Green eyes meet blue and for a moment she thinks she doesn’t know him. He’s just so different, but still the same Jake. Slowly a fire creeps into her own eyes, barely held in check by a scowl. Zea doesn’t bother to respond, or welcome him inside. She just walks into the kitchen, leaving the door open. She doesn’t bother to offer him a coffee or drink. He should remember where everything is, she fumes to herself.

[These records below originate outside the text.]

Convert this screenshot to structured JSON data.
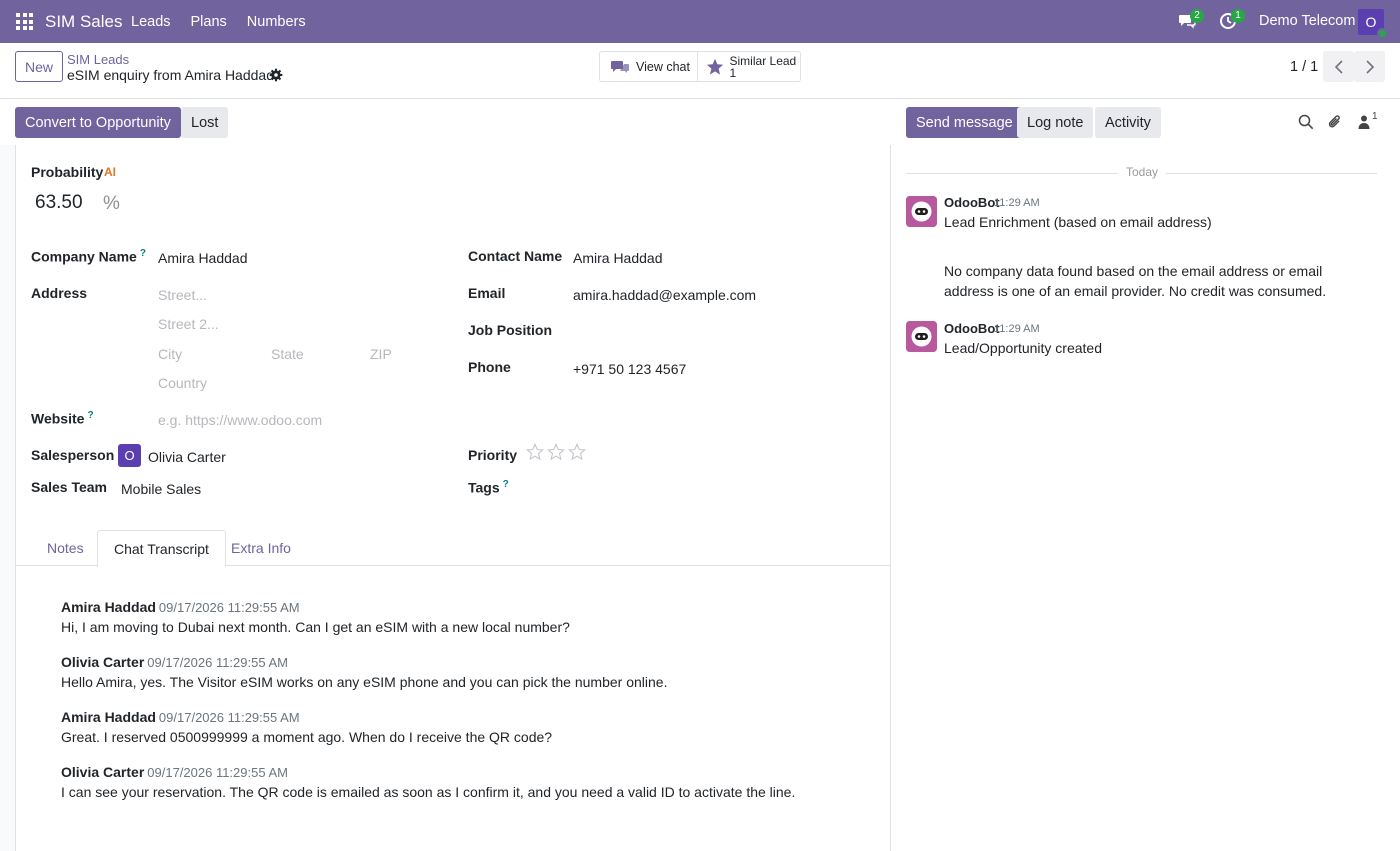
{
  "navbar": {
    "app_name": "SIM Sales",
    "menu": [
      "Leads",
      "Plans",
      "Numbers"
    ],
    "chat_badge": "2",
    "activity_badge": "1",
    "company": "Demo Telecom",
    "user_initial": "O"
  },
  "control": {
    "new_label": "New",
    "breadcrumb_parent": "SIM Leads",
    "breadcrumb_current": "eSIM enquiry from Amira Haddad",
    "view_chat_label": "View chat",
    "similar_lead_label": "Similar Lead",
    "similar_lead_count": "1",
    "pager": "1 / 1"
  },
  "status": {
    "convert_label": "Convert to Opportunity",
    "lost_label": "Lost"
  },
  "form": {
    "probability_label": "Probability",
    "ai_label": "AI",
    "probability_value": "63.50",
    "percent": "%",
    "company_name_label": "Company Name",
    "company_name_value": "Amira Haddad",
    "address_label": "Address",
    "street_ph": "Street...",
    "street2_ph": "Street 2...",
    "city_ph": "City",
    "state_ph": "State",
    "zip_ph": "ZIP",
    "country_ph": "Country",
    "website_label": "Website",
    "website_ph": "e.g. https://www.odoo.com",
    "salesperson_label": "Salesperson",
    "salesperson_initial": "O",
    "salesperson_value": "Olivia Carter",
    "sales_team_label": "Sales Team",
    "sales_team_value": "Mobile Sales",
    "contact_name_label": "Contact Name",
    "contact_name_value": "Amira Haddad",
    "email_label": "Email",
    "email_value": "amira.haddad@example.com",
    "job_position_label": "Job Position",
    "phone_label": "Phone",
    "phone_value": "+971 50 123 4567",
    "priority_label": "Priority",
    "priority_stars": 0,
    "tags_label": "Tags",
    "help_mark": "?"
  },
  "tabs": [
    "Notes",
    "Chat Transcript",
    "Extra Info"
  ],
  "active_tab": "Chat Transcript",
  "transcript": [
    {
      "author": "Amira Haddad",
      "date": "09/17/2026 11:29:55 AM",
      "body": "Hi, I am moving to Dubai next month. Can I get an eSIM with a new local number?"
    },
    {
      "author": "Olivia Carter",
      "date": "09/17/2026 11:29:55 AM",
      "body": "Hello Amira, yes. The Visitor eSIM works on any eSIM phone and you can pick the number online."
    },
    {
      "author": "Amira Haddad",
      "date": "09/17/2026 11:29:55 AM",
      "body": "Great. I reserved 0500999999 a moment ago. When do I receive the QR code?"
    },
    {
      "author": "Olivia Carter",
      "date": "09/17/2026 11:29:55 AM",
      "body": "I can see your reservation. The QR code is emailed as soon as I confirm it, and you need a valid ID to activate the line."
    }
  ],
  "chatter": {
    "send_message_label": "Send message",
    "log_note_label": "Log note",
    "activity_label": "Activity",
    "followers_count": "1",
    "day_label": "Today",
    "messages": [
      {
        "author": "OdooBot",
        "time": "11:29 AM",
        "line1": "Lead Enrichment (based on email address)",
        "line2": "No company data found based on the email address or email address is one of an email provider. No credit was consumed."
      },
      {
        "author": "OdooBot",
        "time": "11:29 AM",
        "line1": "Lead/Opportunity created"
      }
    ]
  },
  "colors": {
    "brand": "#71639e",
    "badge_green": "#28a745",
    "avatar_purple": "#5b3fb1"
  }
}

With every intent of making noise, she swept aside old plate and dirty cutlery from the counter and into the sink. Before the clanging and crashing has ceased, she has hopped up and seated herself on the counter and crossed one leg. You should ask him how he is, be nice, a little voice in her head encouraged. No, she thinks. He left, no explanation, no message. But try as she might, there was a tiny bloom of happiness at seeing him, glad to see him alive and very well.
“You’re clean, obviously,” she snapped, looking away. One foot began to swing restlessly, betraying her inner thoughts. “You look better.”